Sayfa başına dön Aşağa gitmek

Hot Coffee. Empty Geri: Hot Coffee.

Mesaj tarafından Kwon Na Sun Paz Ekim 14, 2012 9:14 am


    Yoldan geçen ilk taksiyi Dong'ın kolundan ayrılmadan durdurmaya çalışmıştı. Son günlerde oldukça şanslıydı. Normalde taksiler yanından geçer ve giderlerdi. Onu durdurmak için oldukça çaba sarf ederdi ama hiç biri durmamıştı. Tabi son günlerde bu kural değişmiş gibi görünüyordu. Dong'ı sürükleyerek taksiye bindirmişti. Fazla uzakta değildi. Okula oldukça yakındı. İlk okulu ve orta okulu Seul'un merkezinden oldukça uzak okumuştu. Ama Anyang'ın evine yakın oluşu hoşuna gidiyordu. Hoş şu sıra pek uğradığı yoktu. Dong'ın üzerine eğilerek pencereden dışarıya bakmaya çalıştı. Tanıdık mekanlar Dong yanındayken daha garip hissettiriyordu. "Hatırlıyorsun değil mi? Şeker çaldığımızda ağaçların üzerine tırmanırdık ve orada öyleyece durur şekerler ile keyif çatardık.
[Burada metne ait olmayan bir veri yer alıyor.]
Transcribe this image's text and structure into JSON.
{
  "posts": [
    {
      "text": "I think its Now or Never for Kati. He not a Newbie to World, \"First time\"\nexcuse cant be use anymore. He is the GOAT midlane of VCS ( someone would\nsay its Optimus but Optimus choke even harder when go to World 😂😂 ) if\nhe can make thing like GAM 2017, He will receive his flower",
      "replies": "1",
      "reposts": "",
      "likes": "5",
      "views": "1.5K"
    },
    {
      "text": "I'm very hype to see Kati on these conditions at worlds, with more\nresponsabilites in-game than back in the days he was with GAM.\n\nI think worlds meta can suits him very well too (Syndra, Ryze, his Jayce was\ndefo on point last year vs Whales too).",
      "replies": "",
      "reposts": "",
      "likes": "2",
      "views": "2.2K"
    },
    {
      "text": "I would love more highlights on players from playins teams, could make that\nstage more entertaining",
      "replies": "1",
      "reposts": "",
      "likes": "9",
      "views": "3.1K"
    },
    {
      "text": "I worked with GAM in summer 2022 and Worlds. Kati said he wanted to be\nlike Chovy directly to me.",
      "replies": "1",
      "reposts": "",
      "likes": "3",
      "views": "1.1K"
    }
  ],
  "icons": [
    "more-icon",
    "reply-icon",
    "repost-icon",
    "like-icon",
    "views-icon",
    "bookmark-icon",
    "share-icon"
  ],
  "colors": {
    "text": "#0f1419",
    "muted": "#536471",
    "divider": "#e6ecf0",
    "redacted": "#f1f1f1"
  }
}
Acaba Ho Ru ve Dae Lim burada mı hala?... Onlarda bizim takımdan sayılır sonuçta." Çocukluğunda hep erkekleri ile takılmıştı. Aslında sadece Dong'ı kabul ederdi. Ssonuç olarak 'Bizim Takım' diye bahsettiği şey sadece kendisi ve Dong'tu. Başkalarını fazla içe almazlardı. Sadece ara sırada yaptıkları çocuksu kavgalarda gösteriş için birilerini toplarlardı. Bir zamanlar gerçekten tomboy'dum. Kendi düşüncelerine gülümsedi. Mahalleye girdiklerinde hızla taksiden inmişlerdi ve yeniden yürümeye başlamışlardı.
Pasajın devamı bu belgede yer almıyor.